China, January 2020

Decanter | Ningxia Wines: What's on the horizon by Sylvia Wu

From Ningxia geology to the new regional brand 'Ningxia Hong', here's the latest report on China's up-and-coming fine wine region in the wild northwest.

Chateau Changyu Moser XV, backed by China’s oldest and biggest wine producing company Changyu, is another estate built with tourism in its mind.


Chateau Changyu Moser XV, Ningxia


With a total investment of 600m CNY (65m GBP), Chateau Changyu Moser XV opened to the public in 2013, one year earlier than Yuanshi. The estate’s central piece is a ‘Byzantine-style’ chateau (see above).

The chateau, which can be mistaken for one in Bordeaux, is also a popular movie set, we were told, and I do remember from two years ago seeing a hospital-like set and a couple of rusted cages on our way to the cellar.

‘We receive 50,000 – 80,000 visitors each year,’ said Fan Xi, chief engineer (winemaker) and deputy general manager of the estate, ‘70% of them are consumers who do not work in wine.’

Different from Yuangshi, visitors only purchase 1% of the estate’s astonishing 1500 tonnes of annual production, most of which is pumped into the Changyu group’s wide-spread distribution channels around China and abroad, said the winemaker.

Each visitor, however, pays 80 CNY (8.7 GBP) per ticket for a tour in the massive built-in wine museum, where they get to see every element of winemaking, experience wine aromas, and learn about the century-long history of Changyu, which also coincides the winemaking heritage of China.

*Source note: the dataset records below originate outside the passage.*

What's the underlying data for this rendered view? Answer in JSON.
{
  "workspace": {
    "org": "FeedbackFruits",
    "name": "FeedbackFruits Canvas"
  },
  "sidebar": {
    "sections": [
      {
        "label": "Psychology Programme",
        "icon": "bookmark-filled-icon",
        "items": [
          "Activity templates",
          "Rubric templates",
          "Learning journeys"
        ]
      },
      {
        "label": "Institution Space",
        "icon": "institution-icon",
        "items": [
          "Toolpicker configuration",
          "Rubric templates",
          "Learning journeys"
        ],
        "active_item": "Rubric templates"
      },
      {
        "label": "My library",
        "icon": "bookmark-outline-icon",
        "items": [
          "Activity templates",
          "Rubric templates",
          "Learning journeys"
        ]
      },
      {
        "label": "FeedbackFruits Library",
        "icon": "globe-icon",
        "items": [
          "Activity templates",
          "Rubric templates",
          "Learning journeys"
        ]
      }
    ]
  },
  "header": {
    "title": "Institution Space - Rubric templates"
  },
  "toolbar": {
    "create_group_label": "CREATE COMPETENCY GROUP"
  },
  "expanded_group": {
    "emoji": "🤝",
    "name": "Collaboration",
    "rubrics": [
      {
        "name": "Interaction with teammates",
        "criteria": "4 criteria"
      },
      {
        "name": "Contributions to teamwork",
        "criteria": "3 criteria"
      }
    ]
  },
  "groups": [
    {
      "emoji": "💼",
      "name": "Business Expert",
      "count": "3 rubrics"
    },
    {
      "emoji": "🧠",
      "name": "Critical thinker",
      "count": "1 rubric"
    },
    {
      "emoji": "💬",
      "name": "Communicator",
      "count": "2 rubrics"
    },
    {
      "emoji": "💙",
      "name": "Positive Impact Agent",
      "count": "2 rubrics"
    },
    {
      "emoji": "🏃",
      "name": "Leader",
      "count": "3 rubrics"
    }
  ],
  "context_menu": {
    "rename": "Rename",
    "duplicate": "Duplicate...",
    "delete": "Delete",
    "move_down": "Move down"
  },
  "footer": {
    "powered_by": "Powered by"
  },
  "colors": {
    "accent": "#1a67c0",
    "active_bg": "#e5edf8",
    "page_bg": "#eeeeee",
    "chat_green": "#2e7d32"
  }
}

They can even make their own labelled wines at an extra cost.

‘For us wine tours are more important for branding and nurturing potential customers; sales come second,’ said Fan. ‘At the end of the tour, we want our visitors to feel that they have gained some knowledge about wine.’

‘There’s a huge potential in education here,’ said British wine critic Robert Joseph, who is also at our press tour, ‘every year thousands of consumers are exposed to wine via these visits. It’s likely some of them will become regular wine drinkers in the future.’